The House Veterans Affairs Committee has only one job: make sure our country’s veterans are taken care of. But on Wednesday it did the opposite. The panel voted to allow retaliation and discrimination against the very people who take care of our veterans. That means VA employees can no longer bring up issues that hurt veterans such as understaffing and mismanagement without the fear of being fired.
H.R. 1994, introduced by Committee Chairman Jeff Miller of Florida, now heads to the House floor with a vote scheduled at the end of this month. The committee passed the bill based on wrong information and the assumption that it’s difficult to discipline employees. In reality, VA fired nearly 2,600 employees for cause in FY 2014.

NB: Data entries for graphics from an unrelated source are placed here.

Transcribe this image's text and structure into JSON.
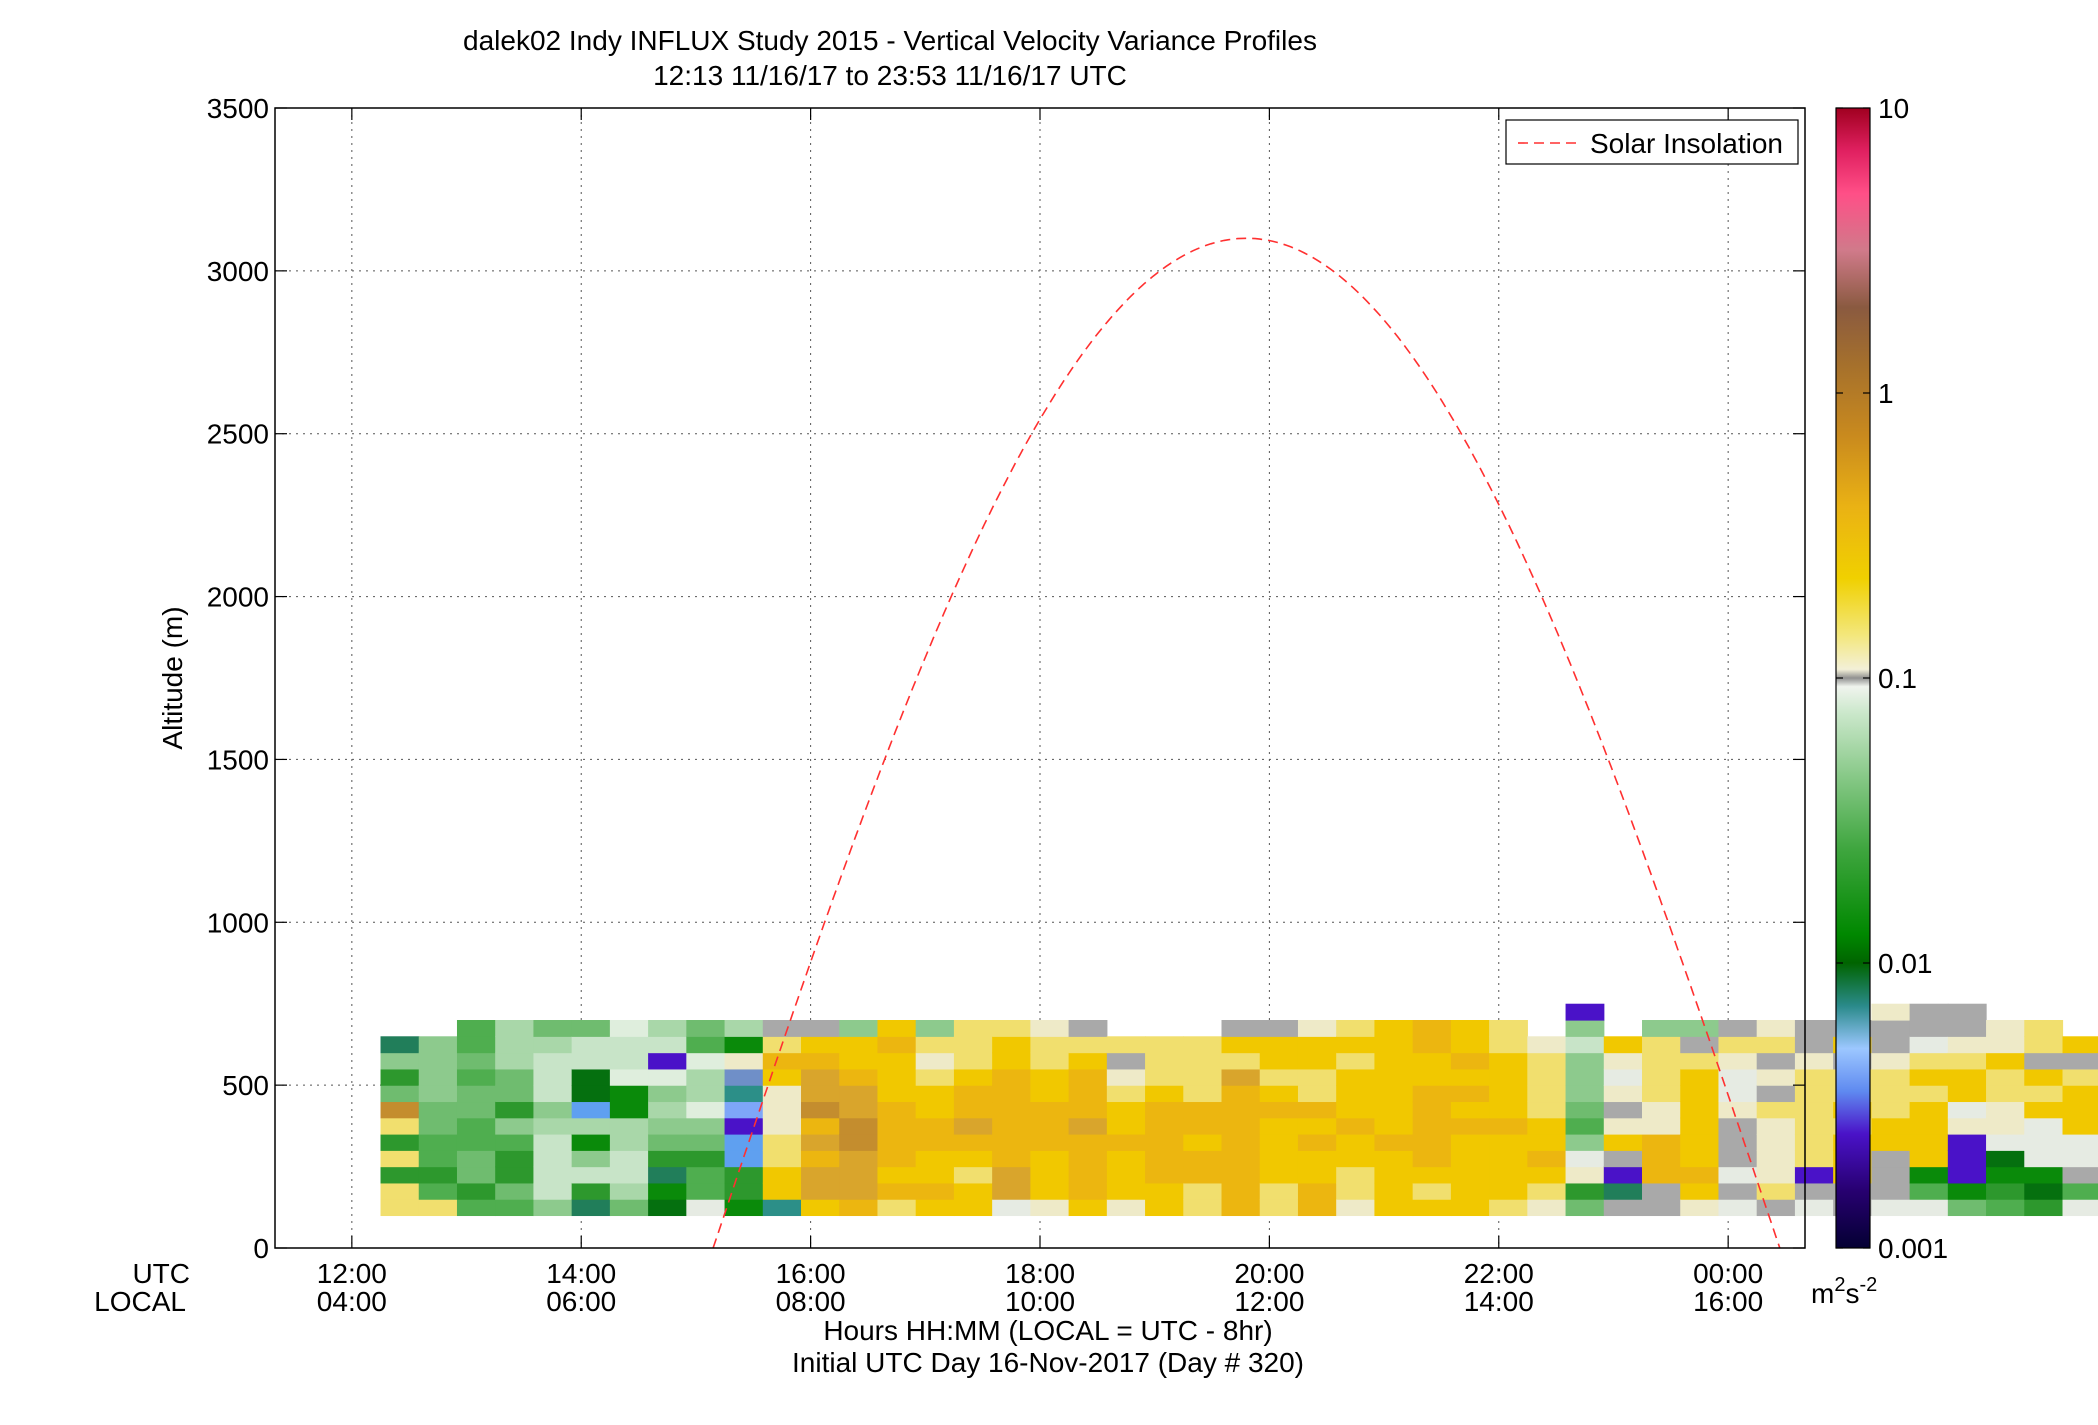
{
  "chart_data": {
    "type": "heatmap",
    "title": "dalek02 Indy INFLUX Study 2015 - Vertical Velocity Variance Profiles",
    "subtitle": "12:13 11/16/17 to 23:53 11/16/17  UTC",
    "ylabel": "Altitude (m)",
    "xlabel": "Hours HH:MM  (LOCAL = UTC - 8hr)",
    "xlabel2": "Initial UTC Day 16-Nov-2017 (Day # 320)",
    "row_labels": {
      "utc": "UTC",
      "local": "LOCAL"
    },
    "x_ticks_utc": [
      "12:00",
      "14:00",
      "16:00",
      "18:00",
      "20:00",
      "22:00",
      "00:00"
    ],
    "x_ticks_local": [
      "04:00",
      "06:00",
      "08:00",
      "10:00",
      "12:00",
      "14:00",
      "16:00"
    ],
    "x_tick_hours": [
      12,
      14,
      16,
      18,
      20,
      22,
      24
    ],
    "xlim_hours": [
      11.33,
      24.67
    ],
    "y_ticks": [
      0,
      500,
      1000,
      1500,
      2000,
      2500,
      3000,
      3500
    ],
    "ylim": [
      0,
      3500
    ],
    "grid": true,
    "heatmap": {
      "start_hour": 12.25,
      "step_hours": 0.3333,
      "start_altitude_m": 100,
      "step_altitude_m": 50,
      "columns": [
        "CCTCTCGRTQWK",
        "CSTSSRRQQQQM",
        "STRRSSRRSRSS",
        "SRTTSQTRRPPP",
        "QOOOOPQOOOPR",
        "WTOQUPXVVOOR",
        "RPOOPPUUNOON",
        "VUWTRQPQNYOP",
        "ZSSTRQNPPNSR",
        "UTTXXYbceBUP",
        "cDDCCBBBDECA",
        "DFFEFEGFFEDA",
        "EFFFGGFFEDDQ",
        "CEDEEEEDDDED",
        "DEDDEEDDCBCQ",
        "DDCDEFEEDCCC",
        "ZFFEEEEEEDDC",
        "BDDDEEEDDCCB",
        "DEEEEFEEEDCA",
        "BDDDEDDCBAC",
        "DDEEEEEDCCC",
        "CCEEDEECCCC",
        "EEEEEEEEFCDA",
        "CCDDDDEDCDDA",
        "EEDDEDECCDDB",
        "BCCDDEDDDCDC",
        "DDDDEDDDDDDD",
        "DCDEEEEEDDEE",
        "DDDDDEDEDEDD",
        "CDDDDEDDDDCC",
        "BCDEDDCCCCB",
        "RTBZQSRQQQOQY",
        "AWYADBABZBD",
        "AAEEEBBCCCCQ",
        "BDEDDDDDDCAQ",
        "ZAZAAABZZBCA",
        "ACBBBBCABACB",
        "ZAYCCCCCCBAA",
        "AADDDCDCCADA",
        "ZAAADDCCCBAAB",
        "ZSUDDDDCDCZAA",
        "RUYYYBZDDCBAA",
        "STUVZBBCCDBB",
        "TVUZZZDCDACC",
        "ZSAZZDDDCAD"
      ]
    },
    "solar_curve": {
      "label": "Solar Insolation",
      "peak_altitude_m": 3100,
      "peak_hour": 19.8,
      "zero_hours": [
        15.15,
        24.45
      ],
      "color": "#ff3030"
    },
    "colorbar": {
      "ticks": [
        "10",
        "1",
        "0.1",
        "0.01",
        "0.001"
      ],
      "log_range": [
        -3,
        1
      ],
      "unit_base": "m",
      "unit_sup1": "2",
      "unit_mid": "s",
      "unit_sup2": "-2",
      "stops": [
        [
          -3.0,
          "#040033"
        ],
        [
          -2.8,
          "#270070"
        ],
        [
          -2.6,
          "#4a12c8"
        ],
        [
          -2.45,
          "#5f8af0"
        ],
        [
          -2.3,
          "#9cc7ff"
        ],
        [
          -2.15,
          "#2a8a8a"
        ],
        [
          -2.0,
          "#006400"
        ],
        [
          -1.9,
          "#008800"
        ],
        [
          -1.6,
          "#3fa63f"
        ],
        [
          -1.35,
          "#86c886"
        ],
        [
          -1.12,
          "#cce8cc"
        ],
        [
          -1.03,
          "#f0f4ee"
        ],
        [
          -1.0,
          "#909090"
        ],
        [
          -0.97,
          "#f3f0d8"
        ],
        [
          -0.85,
          "#f3e77c"
        ],
        [
          -0.65,
          "#f0d000"
        ],
        [
          -0.4,
          "#eab214"
        ],
        [
          -0.15,
          "#c98a1e"
        ],
        [
          0.1,
          "#a5702c"
        ],
        [
          0.3,
          "#8a5a40"
        ],
        [
          0.5,
          "#d07a8a"
        ],
        [
          0.7,
          "#ff4f87"
        ],
        [
          0.85,
          "#e02060"
        ],
        [
          1.0,
          "#a00020"
        ]
      ]
    },
    "palette": {
      "A": "#a9a9a9",
      "B": "#eeeac8",
      "C": "#f1df6e",
      "D": "#f1c800",
      "E": "#ecb610",
      "F": "#d9a52c",
      "G": "#c48d2e",
      "N": "#dfeedd",
      "O": "#c8e4c8",
      "P": "#a9d7a9",
      "Q": "#8dca8d",
      "R": "#6fbc6f",
      "S": "#4fae4f",
      "T": "#2d982d",
      "U": "#0a8a0a",
      "V": "#05700f",
      "W": "#217e5a",
      "X": "#5fa0f0",
      "Y": "#4a12c8",
      "Z": "#e6ebe3",
      "a": "#cad9d6",
      "b": "#7ea6f8",
      "c": "#2c8f88",
      "d": "#0a1040",
      "e": "#6f8fc8"
    }
  }
}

If approved by the Senate and signed into law, the misguided bill would set the clock on workers’ rights back more than 100 years by subjecting VA employees to the whims of the VA secretary, a political appointee. Other serious damage that this bill would do:
“AFGE is gravely concerned about widespread misperceptions regarding the need for H.R. 1994 and its potential impact on the VA. For example, Chairman Miller regularly asserts that it is too difficult to terminate VA employees…. VA fired nearly 2,600 employees for cause in FY 2014. Indeed, VA’s termination-for-cause rates (as a percentage of the total workforce) are substantially higher than those of the Army, Navy, or Air Force,” said AFGE Legislative Director Beth Moten in a letter to members of the House Committee on Veterans’ Affairs.
Chairman Miller also inaccurately describes H.R. 1994 as a tool for holding VA executives accountable for mismanagement, but in fact, this bill strips due process rights away from every non-management VA employee, including over 100,000 veterans in the VA workforce.
The bill was adopted by the House Veterans Affairs Subcommittee on Economic Opportunity in June.